Chapter 10 outlines general driver interfaces, with specific discussion of disk drivers and terminal drivers. Although devices are logically part of the file system, their discussion is deferred until here because of issues in process control that arise in terminal drivers. This chapter also acts as a bridge to the more advanced topics presented in the rest of the book. Chapter 11 covers interprocess communication and networking, including System V messages, shared memory and semaphores, and BSD sockets. Chapter 12 explains tightly coupled multiprocessor UNIX systems, and Chapter 13 investigates loosely coupled distributed systems.
The material in the first nine chapters could be covered in a one-semester course on operating systems, and the material in the remaining chapters could be covered in advanced seminars with various projects being done in parallel.
A few caveats must be made at this time. No attempt has been made to describe system performance in absolute terms, nor is there any attempt to suggest configuration parameters for a system installation. Such data is likely to vary according to machine type, hardware configuration, system version and implementation, and application mix. Similarly, I have made a conscious effort to avoid predicting future development of UNIX operating system features Discussion of advanced topics does not imply a commitment by AT&T to provide particular features, nor should it even imply that particular areas are under investigation.

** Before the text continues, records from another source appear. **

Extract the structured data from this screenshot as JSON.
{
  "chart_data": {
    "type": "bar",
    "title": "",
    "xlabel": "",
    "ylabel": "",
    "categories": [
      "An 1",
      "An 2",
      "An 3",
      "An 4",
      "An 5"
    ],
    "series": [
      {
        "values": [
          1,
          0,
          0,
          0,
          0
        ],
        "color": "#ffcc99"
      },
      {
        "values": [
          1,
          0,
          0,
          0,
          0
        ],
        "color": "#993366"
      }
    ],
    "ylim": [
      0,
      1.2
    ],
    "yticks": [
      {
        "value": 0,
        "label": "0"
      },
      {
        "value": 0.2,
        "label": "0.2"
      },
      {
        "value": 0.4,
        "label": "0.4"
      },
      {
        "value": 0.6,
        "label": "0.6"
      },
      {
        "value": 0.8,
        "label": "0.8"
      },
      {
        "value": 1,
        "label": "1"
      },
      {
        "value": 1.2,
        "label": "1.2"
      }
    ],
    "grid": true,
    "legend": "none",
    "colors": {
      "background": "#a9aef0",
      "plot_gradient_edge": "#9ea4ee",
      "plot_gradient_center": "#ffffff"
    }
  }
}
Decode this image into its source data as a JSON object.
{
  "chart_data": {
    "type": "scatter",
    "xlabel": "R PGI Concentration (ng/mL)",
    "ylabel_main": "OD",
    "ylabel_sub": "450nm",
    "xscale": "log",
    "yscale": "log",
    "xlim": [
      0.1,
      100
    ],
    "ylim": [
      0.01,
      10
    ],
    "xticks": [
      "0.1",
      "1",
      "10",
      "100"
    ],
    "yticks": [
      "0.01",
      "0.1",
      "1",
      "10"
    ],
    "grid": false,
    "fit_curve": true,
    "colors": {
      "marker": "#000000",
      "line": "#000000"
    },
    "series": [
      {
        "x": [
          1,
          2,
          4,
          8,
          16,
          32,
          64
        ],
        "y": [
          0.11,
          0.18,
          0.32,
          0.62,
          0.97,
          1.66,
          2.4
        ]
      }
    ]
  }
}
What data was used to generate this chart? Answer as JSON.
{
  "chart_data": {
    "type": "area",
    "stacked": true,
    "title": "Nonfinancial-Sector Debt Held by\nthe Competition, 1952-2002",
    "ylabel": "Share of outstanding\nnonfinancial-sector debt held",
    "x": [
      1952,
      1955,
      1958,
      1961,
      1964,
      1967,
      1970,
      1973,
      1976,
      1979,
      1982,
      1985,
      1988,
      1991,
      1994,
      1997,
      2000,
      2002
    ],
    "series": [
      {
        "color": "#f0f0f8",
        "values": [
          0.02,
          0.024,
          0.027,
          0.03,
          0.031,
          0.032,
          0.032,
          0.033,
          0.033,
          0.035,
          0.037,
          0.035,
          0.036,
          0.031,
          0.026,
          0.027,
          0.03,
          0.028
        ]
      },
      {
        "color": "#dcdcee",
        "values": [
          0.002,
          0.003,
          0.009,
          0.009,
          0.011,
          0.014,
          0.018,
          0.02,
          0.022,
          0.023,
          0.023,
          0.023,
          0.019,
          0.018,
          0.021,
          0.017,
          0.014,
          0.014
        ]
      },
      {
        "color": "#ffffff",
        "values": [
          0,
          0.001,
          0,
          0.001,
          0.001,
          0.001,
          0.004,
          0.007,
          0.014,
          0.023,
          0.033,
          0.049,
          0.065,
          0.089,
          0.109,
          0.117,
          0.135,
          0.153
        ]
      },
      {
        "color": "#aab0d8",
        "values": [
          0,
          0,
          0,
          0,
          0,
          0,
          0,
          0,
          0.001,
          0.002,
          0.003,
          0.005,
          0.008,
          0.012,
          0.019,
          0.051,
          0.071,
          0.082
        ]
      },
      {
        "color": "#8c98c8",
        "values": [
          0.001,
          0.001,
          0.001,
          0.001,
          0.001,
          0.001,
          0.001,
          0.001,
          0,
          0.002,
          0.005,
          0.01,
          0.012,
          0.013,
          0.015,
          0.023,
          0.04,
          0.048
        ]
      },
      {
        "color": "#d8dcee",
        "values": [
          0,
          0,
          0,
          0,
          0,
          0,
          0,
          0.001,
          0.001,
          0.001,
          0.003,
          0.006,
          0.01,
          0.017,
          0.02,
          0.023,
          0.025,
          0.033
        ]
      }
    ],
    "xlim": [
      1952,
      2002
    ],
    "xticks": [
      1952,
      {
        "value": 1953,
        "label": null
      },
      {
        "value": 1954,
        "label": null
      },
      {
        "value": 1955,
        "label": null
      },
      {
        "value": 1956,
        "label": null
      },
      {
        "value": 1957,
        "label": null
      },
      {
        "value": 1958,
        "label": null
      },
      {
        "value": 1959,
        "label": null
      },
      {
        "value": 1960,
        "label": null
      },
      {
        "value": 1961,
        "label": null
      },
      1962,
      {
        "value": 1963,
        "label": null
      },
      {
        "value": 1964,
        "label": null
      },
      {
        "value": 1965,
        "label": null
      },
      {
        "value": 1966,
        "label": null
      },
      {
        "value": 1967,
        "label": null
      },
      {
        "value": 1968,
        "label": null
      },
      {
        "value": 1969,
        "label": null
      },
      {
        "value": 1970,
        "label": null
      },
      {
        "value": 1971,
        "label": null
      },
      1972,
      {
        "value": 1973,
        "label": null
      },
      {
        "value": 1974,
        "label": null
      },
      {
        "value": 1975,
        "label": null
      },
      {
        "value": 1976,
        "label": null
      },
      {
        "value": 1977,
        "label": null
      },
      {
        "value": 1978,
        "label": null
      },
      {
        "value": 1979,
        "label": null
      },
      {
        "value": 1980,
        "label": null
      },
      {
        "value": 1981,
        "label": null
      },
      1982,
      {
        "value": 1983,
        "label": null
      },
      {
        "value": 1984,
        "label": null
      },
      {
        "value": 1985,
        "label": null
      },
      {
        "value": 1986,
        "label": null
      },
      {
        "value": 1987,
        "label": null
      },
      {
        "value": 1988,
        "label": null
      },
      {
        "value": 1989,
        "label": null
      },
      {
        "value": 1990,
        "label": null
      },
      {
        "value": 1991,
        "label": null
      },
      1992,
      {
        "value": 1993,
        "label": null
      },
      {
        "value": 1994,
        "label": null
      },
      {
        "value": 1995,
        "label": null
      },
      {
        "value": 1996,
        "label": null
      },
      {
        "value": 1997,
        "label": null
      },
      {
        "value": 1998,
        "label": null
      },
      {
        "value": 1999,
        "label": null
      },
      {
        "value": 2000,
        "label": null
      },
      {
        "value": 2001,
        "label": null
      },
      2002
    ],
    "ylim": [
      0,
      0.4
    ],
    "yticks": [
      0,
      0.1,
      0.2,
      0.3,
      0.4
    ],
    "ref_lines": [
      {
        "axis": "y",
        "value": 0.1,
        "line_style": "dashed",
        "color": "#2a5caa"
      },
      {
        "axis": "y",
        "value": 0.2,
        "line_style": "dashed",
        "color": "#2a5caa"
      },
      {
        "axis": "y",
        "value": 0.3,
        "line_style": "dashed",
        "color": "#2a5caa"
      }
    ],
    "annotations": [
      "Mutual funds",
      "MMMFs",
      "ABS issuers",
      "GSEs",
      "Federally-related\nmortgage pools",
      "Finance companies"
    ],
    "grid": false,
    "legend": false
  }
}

It is my pleasure to acknowledge the assistance of many friends and colleagues who encouraged me while I wrote this book and provided constructive criticism of the manuscript. My deepest appreciation goes to Ian Johnstone who suggested that I write this book, gave me early encouragement, and reviewed the earliest draft of the first chapters. Ian taught me many tricks of the trade, and I will always be indebted to him. Doris Ryan also had a hand in encouraging me from the very beginning, and I will always appreciate her kindness and thoughtfulness. Dennis Ritchie freely answered numerous questions on the historical and technical background of the system. Many people gave freely of their time and energy to review drafts of the manuscript, and this book owes a lot to their detailed comments. They are Debby Bach, Doug Bayer, Lenny Brandwein, Steve Buroff, Tom Butler, Ron Gomes, Mesut Gunduc, Laura Israel, Dean Jagels, Keith Kelleman, Brian Kernighan, Bob Martin, Bob Mitze, Dave Nowitz, Michael Poppers, Marilyn Safran, Curt Schimmel, Zvi Spitz, Tom Vaden, Bill Weber, Larry Wehr, and Bob Zarrow. Mary Frubstuck provided help in preparing the manuscript for typesetting. I would like to thank my management for their continued support throughout this project and my colleagues, for providing such a stimulating atmosphere and wonderful work environment at AT&T Bell Laboratories. John Wait and the staff at Prentice-Hall provided much valuable assistance and advice to get the book into its final form. Last, but not least, my wife, Debby, gave me lots of emotional support, without which I could never have succeeded.